Over many years our annual exhibitions during March and April of work by Doris McCarthy were much anticipated. It is with pleasure now that we present some of those major works from private collections, recently made available for sale.
Mountain Image #3 is a highlight of McCarthy’s painting in the 1970′s. In conjoining the hard edge abstraction, which she had developed in the 1960′s, with the more literal landscape painting she created a dynamic body of work, lifting her career into a new realm.
It was included in the major survey exhibition of McCarthy’s work, and book, Feast of Incarnation, 1991, at the Gallery Stratford and featured in the book, Celebration of Life, that accompanied her major 1999 retrospective exhibition at the McMichael Canadian Art Collection, among others.
McCarthy made annual trips to the Canadian Arctic, from 1971 through to the 2000′s. In this prime painting from a seminal trip to Pond Inlet, McCarthy captured the immense expanse of the land and extraordinary light.
McCarthy visited Newfoundland at a time when reaching some of the small out ports and villages was not possible by road. She travelled around the coast on supply boats staying for a time at sites that interested her. Daniel’s Harbour was a favourite. The structure of the buildings and the potential for composition and light never failed to capture her imagination. With her skill in both composition and the handling of the watercolour process she could reveal the essence of the place, as in this fine work.
It was McCarthy’s custom to make at least one sketching trip in the fall. In the 1950′s that was often to Haliburton, Ontario, where for a few years she returned to the same spot on Sanctuary Lake, which held a special resonance for her. Each time she captured the changing colours and light, never the same but always memorable, as in this watercolour.
McCarthy made her first trips to Haliburton as a youth and never lost her passion for the place, travelling there whenever possible at any time of the year. For her, winter provided opportunities for studies in light and composition, taking full advantage here in Haliburton, New Years Eve Day, masterfully capturing the warmth of the huddled houses in contrast to the wintry December air.

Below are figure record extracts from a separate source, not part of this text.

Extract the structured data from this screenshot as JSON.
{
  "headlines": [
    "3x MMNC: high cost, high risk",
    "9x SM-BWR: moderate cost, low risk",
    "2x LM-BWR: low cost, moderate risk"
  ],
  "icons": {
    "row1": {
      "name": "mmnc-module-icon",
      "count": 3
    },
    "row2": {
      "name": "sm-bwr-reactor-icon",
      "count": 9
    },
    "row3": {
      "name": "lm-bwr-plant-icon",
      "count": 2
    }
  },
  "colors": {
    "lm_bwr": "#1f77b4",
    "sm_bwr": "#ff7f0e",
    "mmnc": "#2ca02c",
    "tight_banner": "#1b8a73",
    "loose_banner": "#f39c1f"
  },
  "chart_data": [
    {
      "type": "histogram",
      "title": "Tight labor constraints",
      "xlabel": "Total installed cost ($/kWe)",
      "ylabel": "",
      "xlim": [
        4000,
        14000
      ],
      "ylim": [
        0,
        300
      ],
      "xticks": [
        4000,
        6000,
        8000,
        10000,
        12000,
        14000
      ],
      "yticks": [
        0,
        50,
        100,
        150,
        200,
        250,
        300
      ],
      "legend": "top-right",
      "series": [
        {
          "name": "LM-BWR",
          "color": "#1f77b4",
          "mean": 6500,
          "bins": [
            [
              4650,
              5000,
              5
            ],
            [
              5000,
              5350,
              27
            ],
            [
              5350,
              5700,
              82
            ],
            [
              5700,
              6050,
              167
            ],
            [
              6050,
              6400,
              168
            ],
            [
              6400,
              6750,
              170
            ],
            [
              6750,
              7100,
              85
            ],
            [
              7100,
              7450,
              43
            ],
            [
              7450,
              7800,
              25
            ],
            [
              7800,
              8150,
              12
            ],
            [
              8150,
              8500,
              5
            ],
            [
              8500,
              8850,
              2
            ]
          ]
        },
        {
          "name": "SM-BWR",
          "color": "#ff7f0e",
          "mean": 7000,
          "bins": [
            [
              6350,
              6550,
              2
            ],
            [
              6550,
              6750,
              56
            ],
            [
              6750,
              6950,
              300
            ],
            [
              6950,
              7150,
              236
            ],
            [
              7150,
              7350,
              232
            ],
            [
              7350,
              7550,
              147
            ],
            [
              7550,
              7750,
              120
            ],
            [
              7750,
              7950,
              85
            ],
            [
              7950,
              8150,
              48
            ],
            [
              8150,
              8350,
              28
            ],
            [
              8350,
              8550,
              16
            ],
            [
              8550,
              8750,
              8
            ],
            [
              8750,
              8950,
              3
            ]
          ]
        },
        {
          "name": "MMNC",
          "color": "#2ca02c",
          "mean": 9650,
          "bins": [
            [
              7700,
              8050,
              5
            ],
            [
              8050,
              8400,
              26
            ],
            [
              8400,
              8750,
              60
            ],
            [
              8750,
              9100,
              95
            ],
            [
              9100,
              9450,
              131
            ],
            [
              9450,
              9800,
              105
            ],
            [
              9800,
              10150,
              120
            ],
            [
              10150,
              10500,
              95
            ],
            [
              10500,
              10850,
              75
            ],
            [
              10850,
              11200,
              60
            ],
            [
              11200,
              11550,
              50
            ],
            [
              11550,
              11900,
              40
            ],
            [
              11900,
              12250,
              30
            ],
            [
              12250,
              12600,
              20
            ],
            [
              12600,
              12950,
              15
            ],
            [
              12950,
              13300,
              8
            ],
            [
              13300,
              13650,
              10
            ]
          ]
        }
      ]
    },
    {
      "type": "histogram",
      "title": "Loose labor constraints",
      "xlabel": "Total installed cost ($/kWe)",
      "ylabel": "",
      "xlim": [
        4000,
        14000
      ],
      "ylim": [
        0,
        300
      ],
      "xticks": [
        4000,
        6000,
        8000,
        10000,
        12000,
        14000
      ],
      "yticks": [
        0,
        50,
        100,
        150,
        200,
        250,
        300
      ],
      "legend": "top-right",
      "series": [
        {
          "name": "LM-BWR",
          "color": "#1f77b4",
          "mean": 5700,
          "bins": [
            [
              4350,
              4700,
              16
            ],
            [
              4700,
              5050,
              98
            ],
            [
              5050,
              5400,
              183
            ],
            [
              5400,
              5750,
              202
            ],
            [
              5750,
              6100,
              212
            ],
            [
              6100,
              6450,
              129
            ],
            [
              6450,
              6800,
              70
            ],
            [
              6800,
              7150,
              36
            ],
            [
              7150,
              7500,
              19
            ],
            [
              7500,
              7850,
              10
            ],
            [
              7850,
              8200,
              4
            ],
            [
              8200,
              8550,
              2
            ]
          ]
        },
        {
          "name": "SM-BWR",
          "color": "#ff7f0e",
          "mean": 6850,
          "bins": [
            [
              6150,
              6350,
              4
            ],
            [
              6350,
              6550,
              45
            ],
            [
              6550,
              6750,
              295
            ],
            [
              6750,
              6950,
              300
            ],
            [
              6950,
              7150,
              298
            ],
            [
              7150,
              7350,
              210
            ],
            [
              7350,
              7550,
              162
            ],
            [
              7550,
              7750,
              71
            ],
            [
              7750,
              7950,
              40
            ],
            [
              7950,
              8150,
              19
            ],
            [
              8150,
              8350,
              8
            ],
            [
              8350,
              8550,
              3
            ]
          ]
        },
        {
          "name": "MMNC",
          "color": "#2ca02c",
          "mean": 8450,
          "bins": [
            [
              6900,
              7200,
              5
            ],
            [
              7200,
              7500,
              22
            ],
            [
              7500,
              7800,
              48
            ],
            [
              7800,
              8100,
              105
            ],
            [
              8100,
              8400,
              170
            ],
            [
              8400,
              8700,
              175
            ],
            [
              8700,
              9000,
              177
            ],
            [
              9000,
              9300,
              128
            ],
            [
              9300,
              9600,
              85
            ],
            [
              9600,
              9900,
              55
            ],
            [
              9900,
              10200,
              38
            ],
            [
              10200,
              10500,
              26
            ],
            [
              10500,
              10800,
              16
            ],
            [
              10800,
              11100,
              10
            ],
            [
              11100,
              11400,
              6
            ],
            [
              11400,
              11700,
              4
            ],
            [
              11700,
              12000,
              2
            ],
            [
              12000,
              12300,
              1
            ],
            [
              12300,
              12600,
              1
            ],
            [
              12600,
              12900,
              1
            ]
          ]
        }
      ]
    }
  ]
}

It was the custom, on occasion, for artists travelling with their kits, painting en plein air, to to use both sides of the panels, saving costs and bulk. This is the reverse of the Haliburton, New Year’s Eve Day painting, probably done the previous summer on her annual Gaspé, Quebec, sketching and painting trip. The juxtaposition of the very different villages at opposite times of the year make for an intriguing pairing. The frame allows for viewing both paintings.